Foto: Axel SpringerDie Axel Springer AG will nun wohl doch weiter gehen als gedacht, um die geplante Übernahme der ProSiebenSAT.1-Senderkette doch noch wahr werden zu lassen - oder zumindest die Übernahme dessen, was dann noch davon übrig ist. Denn um die Bedenken des Bundeskartellamts gegen die Übernahme auszuräumen bietet Springer nun an, den Sender ProSieben nach dem Erwerb der ProSiebenSAT.1 Media AG zu verkaufen.

Das Bundeskartellamt hatte am Mittwoch laut Springer mitgeteilt, dass es beabsichtige, den Zusammenschluss nur unter der aufschiebenden Bedingung der Veräußerung des Senders ProSieben an einen unabhängigen Erwerber vor Vollzug der Übernahme - und damit anders als der Springer Verlag es nun anbietet - zu erlauben. Das Kartellamt fordert also, den Sender noch vor der Transaktion aus der Sendergruppe und der gemeinsamen Vermarktung durch die Seven One Media GmbH auszugliedern. Springer will nun prüfen, ob die vorgeschlagene Gestaltung wirtschaftlich und rechtlich überhaupt umgesetzt werden kann.

Für ProSieben hätte eine Ausgliederung aus der Senderkette schwerwiegende Folgen. So wurden in der Vergangenheit beispielsweise die Lizenzverträge für Filmpakete stets über die ProSiebenSAT.1 Media AG abgeschlossen, befinden sich also nicht im Besitz einzelner Sender. Die Heraustrennung eines einzelnen Senders samt der zur Ausstrahlung nötigen Rechte aus dem Portfolio des Fernsehkonzerns wäre bislang einmalig im deutschen Fernsehen.

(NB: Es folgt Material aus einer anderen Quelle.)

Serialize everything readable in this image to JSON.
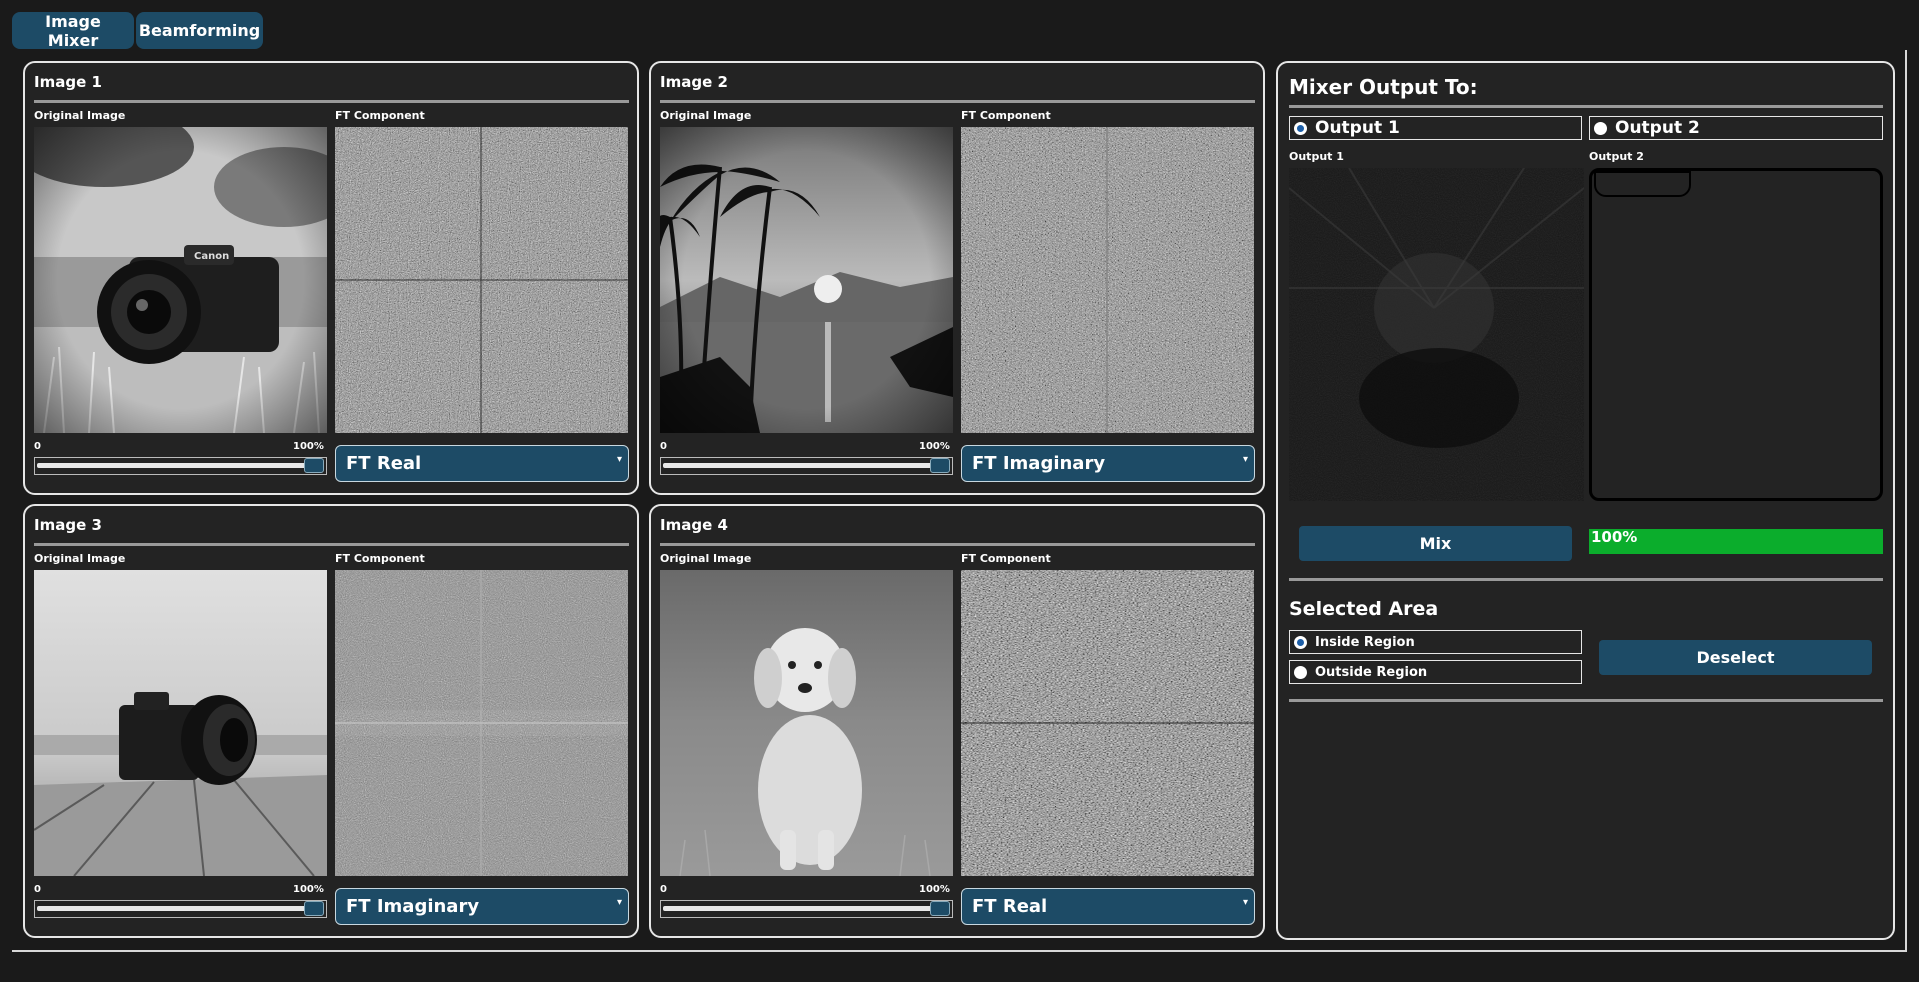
{
  "tabs": [
    {
      "label": "Image Mixer"
    },
    {
      "label": "Beamforming"
    }
  ],
  "panels": [
    {
      "title": "Image 1",
      "original_label": "Original Image",
      "ft_label": "FT Component",
      "slider_min": "0",
      "slider_max": "100%",
      "weight": 1.0,
      "component": "FT Real",
      "subject": "camera in grass"
    },
    {
      "title": "Image 2",
      "original_label": "Original Image",
      "ft_label": "FT Component",
      "slider_min": "0",
      "slider_max": "100%",
      "weight": 1.0,
      "component": "FT Imaginary",
      "subject": "palm trees at sunset"
    },
    {
      "title": "Image 3",
      "original_label": "Original Image",
      "ft_label": "FT Component",
      "slider_min": "0",
      "slider_max": "100%",
      "weight": 1.0,
      "component": "FT Imaginary",
      "subject": "camera on wooden floor"
    },
    {
      "title": "Image 4",
      "original_label": "Original Image",
      "ft_label": "FT Component",
      "slider_min": "0",
      "slider_max": "100%",
      "weight": 1.0,
      "component": "FT Real",
      "subject": "puppy on grass"
    }
  ],
  "mixer": {
    "title": "Mixer Output To:",
    "output1_radio": "Output 1",
    "output2_radio": "Output 2",
    "selected_output": "Output 1",
    "output1_label": "Output 1",
    "output2_label": "Output 2",
    "mix_button": "Mix",
    "progress_text": "100%",
    "progress": 1.0
  },
  "selected_area": {
    "title": "Selected Area",
    "inside": "Inside Region",
    "outside": "Outside Region",
    "selected": "Inside Region",
    "deselect_button": "Deselect"
  },
  "colors": {
    "accent": "#1d4b66",
    "progress": "#0bad2c",
    "background": "#1a1a1a",
    "panel": "#232323"
  }
}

Katja Pichler, Sprecherin des Fernsehkonzerns, wollte die Entwicklung am Mittwochabend auf DWDL-Anfrage zunächst nicht kommentieren. Offenbar erfuhr man bei der ProSiebenSAT.1 Media AG selbst erst durch die Pressemitteilung des Axel Springer Verlages von der neuesten Entwicklung und wurde nicht vorab informiert. Auch beim Sender ProSieben selbst herrscht nach DWDL-Information völlige Überraschung über diesen Schritt des Axel Springer Verlags.

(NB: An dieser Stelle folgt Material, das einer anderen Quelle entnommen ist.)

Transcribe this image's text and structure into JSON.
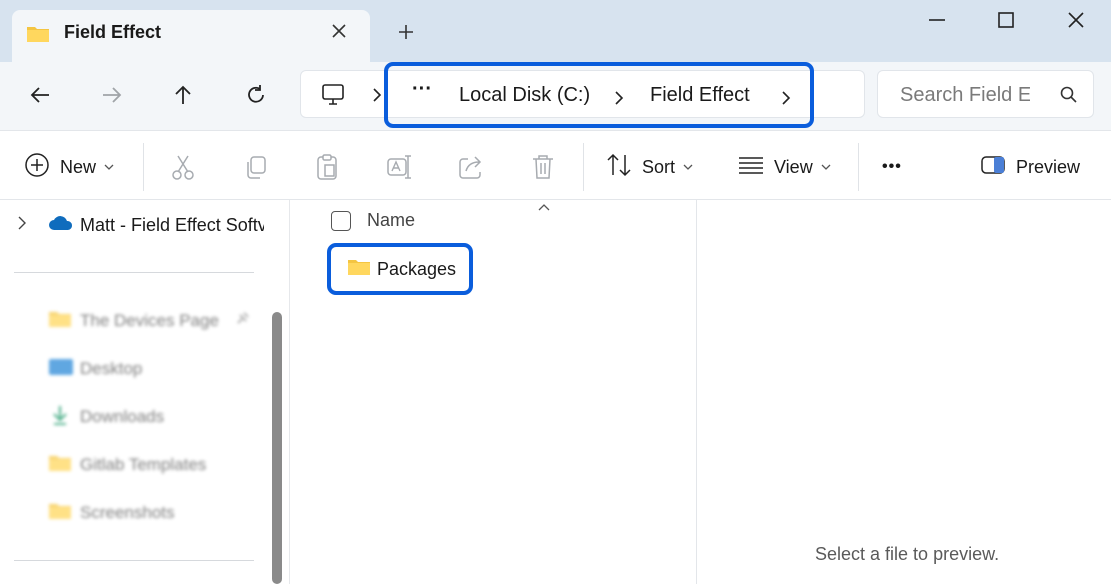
{
  "tab": {
    "title": "Field Effect",
    "close_icon": "close-icon",
    "new_tab_icon": "plus-icon"
  },
  "window": {
    "minimize_icon": "minimize-icon",
    "maximize_icon": "maximize-icon",
    "close_icon": "close-icon"
  },
  "nav": {
    "back_icon": "arrow-left-icon",
    "forward_icon": "arrow-right-icon",
    "up_icon": "arrow-up-icon",
    "refresh_icon": "refresh-icon"
  },
  "breadcrumb": {
    "root_icon": "monitor-icon",
    "overflow": "···",
    "items": [
      "Local Disk (C:)",
      "Field Effect"
    ],
    "highlight_color": "#0a5ddc"
  },
  "search": {
    "placeholder": "Search Field E"
  },
  "toolbar": {
    "new_label": "New",
    "sort_label": "Sort",
    "view_label": "View",
    "more_label": "•••",
    "preview_label": "Preview",
    "icons": [
      "cut-icon",
      "copy-icon",
      "paste-icon",
      "rename-icon",
      "share-icon",
      "delete-icon"
    ]
  },
  "sidebar": {
    "cloud_item": "Matt - Field Effect Softv",
    "quick_access": [
      {
        "label": "The Devices Page",
        "icon": "folder-icon"
      },
      {
        "label": "Desktop",
        "icon": "desktop-icon"
      },
      {
        "label": "Downloads",
        "icon": "download-icon"
      },
      {
        "label": "Gitlab Templates",
        "icon": "folder-icon"
      },
      {
        "label": "Screenshots",
        "icon": "folder-icon"
      }
    ]
  },
  "content": {
    "column_name": "Name",
    "items": [
      {
        "label": "Packages",
        "icon": "folder-icon"
      }
    ]
  },
  "preview": {
    "message": "Select a file to preview."
  }
}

Inzwischen bestätigte ProSiebenSat.1, dass man nicht an den Besprechungen über einen möglichen Verkauf des Senders ProSieben beteiligt war. Da der Sendergruppe über die kurze AdHoc-Mitteilung des Springer-Konzerns keine weiteren Informationen vorlägen, könne man derzeit kein Statement abgeben. "Der Vorstand der ProSiebenSat.1 Media AG wird ein mögliches Auflagenangebot prüfen, wenn weitere Informationen von Axel Springer oder dem Bundeskartellamt vorliegen", so die Senderkette in einer Mitteilung.

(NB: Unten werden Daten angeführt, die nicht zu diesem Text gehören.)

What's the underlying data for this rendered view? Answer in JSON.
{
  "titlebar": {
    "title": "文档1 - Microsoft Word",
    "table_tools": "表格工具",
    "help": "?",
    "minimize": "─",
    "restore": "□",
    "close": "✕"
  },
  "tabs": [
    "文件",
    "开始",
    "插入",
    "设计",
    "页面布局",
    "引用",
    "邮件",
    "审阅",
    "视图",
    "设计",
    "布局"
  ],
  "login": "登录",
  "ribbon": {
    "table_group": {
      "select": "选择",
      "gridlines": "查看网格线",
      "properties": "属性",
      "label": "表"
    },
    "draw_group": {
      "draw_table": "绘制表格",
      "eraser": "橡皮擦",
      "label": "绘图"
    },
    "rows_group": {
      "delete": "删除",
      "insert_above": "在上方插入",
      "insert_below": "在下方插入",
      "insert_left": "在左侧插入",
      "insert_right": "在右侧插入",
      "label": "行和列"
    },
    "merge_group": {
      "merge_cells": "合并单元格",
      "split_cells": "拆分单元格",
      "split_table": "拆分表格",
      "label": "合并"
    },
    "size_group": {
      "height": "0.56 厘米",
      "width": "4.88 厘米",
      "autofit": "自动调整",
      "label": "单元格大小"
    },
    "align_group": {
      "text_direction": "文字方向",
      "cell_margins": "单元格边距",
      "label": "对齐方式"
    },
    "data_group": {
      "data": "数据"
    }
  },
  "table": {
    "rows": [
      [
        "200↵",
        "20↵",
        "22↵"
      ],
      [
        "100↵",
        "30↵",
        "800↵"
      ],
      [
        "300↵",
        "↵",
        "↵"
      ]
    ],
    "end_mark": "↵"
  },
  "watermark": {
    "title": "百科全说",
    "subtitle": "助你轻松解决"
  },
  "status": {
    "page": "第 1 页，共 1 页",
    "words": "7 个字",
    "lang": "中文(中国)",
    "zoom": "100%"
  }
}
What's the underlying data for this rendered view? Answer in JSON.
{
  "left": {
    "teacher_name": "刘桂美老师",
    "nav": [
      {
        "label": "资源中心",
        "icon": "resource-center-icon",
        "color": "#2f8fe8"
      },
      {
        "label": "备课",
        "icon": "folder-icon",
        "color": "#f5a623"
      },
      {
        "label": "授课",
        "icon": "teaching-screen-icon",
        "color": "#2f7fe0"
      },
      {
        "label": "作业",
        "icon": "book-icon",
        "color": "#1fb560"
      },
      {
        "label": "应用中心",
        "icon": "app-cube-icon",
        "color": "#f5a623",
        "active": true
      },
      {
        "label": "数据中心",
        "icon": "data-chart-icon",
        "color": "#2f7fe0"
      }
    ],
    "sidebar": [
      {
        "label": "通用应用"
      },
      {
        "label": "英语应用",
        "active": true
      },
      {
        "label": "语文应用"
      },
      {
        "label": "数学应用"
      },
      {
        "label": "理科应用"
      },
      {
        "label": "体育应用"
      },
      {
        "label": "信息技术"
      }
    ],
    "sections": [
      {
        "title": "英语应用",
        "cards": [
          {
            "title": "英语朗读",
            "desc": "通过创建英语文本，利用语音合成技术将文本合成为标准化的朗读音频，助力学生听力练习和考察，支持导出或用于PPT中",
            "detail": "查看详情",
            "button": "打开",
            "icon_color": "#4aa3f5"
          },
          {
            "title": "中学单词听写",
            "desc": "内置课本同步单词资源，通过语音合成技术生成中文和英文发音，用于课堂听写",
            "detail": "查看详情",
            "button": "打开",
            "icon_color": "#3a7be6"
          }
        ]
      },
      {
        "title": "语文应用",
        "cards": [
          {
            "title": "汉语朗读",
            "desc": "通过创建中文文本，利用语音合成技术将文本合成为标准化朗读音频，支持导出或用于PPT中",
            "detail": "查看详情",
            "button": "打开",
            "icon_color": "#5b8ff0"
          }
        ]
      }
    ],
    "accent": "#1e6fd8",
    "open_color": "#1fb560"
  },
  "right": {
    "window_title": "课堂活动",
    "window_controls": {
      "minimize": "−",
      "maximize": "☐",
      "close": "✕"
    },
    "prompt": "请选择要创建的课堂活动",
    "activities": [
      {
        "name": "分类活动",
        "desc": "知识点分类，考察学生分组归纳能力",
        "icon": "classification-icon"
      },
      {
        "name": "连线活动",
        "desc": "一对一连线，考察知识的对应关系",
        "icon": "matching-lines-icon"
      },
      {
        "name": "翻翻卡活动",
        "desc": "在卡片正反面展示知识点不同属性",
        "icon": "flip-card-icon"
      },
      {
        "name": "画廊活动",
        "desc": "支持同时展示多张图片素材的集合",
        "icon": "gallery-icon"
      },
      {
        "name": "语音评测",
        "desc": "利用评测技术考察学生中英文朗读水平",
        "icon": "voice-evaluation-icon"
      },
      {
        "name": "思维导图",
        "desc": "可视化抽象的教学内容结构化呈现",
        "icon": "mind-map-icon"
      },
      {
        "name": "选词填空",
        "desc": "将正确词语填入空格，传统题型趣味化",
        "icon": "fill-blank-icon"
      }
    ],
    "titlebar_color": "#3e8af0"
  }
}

Das Bundeskartellamt reagierte positiv auf das neue Angebot Springers. Die Wettbewerbsbedingungen auf dem Fernseh-Werbemarkt würden sich nach Ansicht des Kartellamts durch den Verkauf von ProSieben sowie der getrennten Vermarktung der Werbezeiten wesentlich verbessern. Dies wiege schwerer als die befürchteten Verschlecherungen auf den Leser- und Anzeigenmärkten, die das Kartellamt durch die Übernahme erwartet. Auf ihrer Forderung, ProSieben bereits vor der Übernahme aus dem Senderverbund zu lösen, beharrt das Bundeskartellamt jedoch weiterhin.

Bei der Frage nach einem Interessenten für ProSieben gibt es am Donnerstag vom Hamburger Heinrich Bauer Verlag ein vorläufiges Dementi. Man verhandele derzeit nicht mit dem Verlagshaus Axel Springer über einen möglichen Kauf des Senders. "Bei uns ist noch niemand von Springer vorstellig geworden", sagte Verlagssprecher Andreas Fritzenkötter dem Radiosender NDR Info. Gleichzeitig bestätigte Fritzenkötter, dass Bauer einem Einstieg aber nicht grundsätzlich ablehnend gegenüberstehe: "Wir haben immer gesagt, dass wir bei passender Gelegenheit Interessehaben - das ist allerdings rein theoretischer Natur."